It is stated e.g. on Hackage, that the ArrowApply
and the Monad
typeclasses are equivalent. I have my doubts about this.
It is obvious that there are morphisms from ArrowApply
to Monad
and back, and one can check that one can prove the Monad
laws and the ArrowApply
laws in each case. What I doubt is that these morphisms are inverses.

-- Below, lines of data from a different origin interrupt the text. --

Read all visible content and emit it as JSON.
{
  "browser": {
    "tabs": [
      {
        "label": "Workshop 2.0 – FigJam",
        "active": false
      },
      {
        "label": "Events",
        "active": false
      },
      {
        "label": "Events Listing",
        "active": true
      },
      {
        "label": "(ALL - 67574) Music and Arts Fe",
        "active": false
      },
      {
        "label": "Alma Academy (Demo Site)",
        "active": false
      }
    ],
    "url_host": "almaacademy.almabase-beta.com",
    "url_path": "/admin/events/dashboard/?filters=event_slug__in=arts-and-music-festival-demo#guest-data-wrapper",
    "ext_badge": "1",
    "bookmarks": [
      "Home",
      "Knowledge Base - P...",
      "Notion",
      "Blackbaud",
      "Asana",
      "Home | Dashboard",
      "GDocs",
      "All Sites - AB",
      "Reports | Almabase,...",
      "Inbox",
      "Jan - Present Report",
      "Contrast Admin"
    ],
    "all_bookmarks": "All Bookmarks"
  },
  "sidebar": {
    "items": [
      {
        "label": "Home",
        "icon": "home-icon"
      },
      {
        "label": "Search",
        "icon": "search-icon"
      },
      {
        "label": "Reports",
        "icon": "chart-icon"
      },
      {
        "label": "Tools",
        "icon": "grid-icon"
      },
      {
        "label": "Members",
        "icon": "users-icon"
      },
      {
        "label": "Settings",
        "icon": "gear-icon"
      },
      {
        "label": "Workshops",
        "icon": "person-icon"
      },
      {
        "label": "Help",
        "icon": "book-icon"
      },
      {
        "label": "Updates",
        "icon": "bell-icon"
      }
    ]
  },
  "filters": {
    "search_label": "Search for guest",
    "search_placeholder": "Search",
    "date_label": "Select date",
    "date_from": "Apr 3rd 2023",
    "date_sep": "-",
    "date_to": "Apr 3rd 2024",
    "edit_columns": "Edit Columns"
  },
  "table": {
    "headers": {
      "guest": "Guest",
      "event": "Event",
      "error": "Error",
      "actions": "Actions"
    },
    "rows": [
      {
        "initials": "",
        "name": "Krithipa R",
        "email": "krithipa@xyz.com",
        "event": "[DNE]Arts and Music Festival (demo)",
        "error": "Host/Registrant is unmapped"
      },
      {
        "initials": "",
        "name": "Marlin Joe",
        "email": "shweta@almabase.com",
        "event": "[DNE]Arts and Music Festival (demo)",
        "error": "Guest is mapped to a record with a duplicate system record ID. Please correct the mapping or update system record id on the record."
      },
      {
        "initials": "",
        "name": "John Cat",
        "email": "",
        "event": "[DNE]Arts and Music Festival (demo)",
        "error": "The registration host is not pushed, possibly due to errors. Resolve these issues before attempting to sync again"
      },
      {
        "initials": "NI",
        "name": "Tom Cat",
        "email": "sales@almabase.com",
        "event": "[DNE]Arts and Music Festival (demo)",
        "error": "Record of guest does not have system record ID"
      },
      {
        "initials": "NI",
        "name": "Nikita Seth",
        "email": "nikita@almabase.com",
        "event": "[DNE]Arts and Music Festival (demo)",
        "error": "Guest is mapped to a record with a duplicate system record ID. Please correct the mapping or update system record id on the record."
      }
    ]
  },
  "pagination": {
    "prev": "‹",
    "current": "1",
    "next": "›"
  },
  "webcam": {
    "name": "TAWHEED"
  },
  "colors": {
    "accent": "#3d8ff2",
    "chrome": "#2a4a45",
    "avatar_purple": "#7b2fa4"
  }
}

They are defined this way:
- Let $\leadsto: \operatorname{Type} \times \operatorname{Type} \to \operatorname{Type}$ be an instance of
ArrowApply
, so there is $arr: (a \to b) \to (a \leadsto b)$, $first: (a \leadsto b) \to (a \times c \leadsto b \times c)$ and $app: ((b \leadsto c) \times b) \leadsto c$, and $\leadsto$ is the hom of some category. I'm leaving out the universal quantifiers on lower-case letters, like in Haskell-style. - We define a monad $m: \operatorname{Type} \to \operatorname{Type}$ by $m a = 1 \leadsto a$. For example, $\operatorname{return}: a \to m a$ is defined as $\operatorname{return} x = arr (\lambda y. x)$, and $\operatorname{join}$ and the monad laws are not very hard.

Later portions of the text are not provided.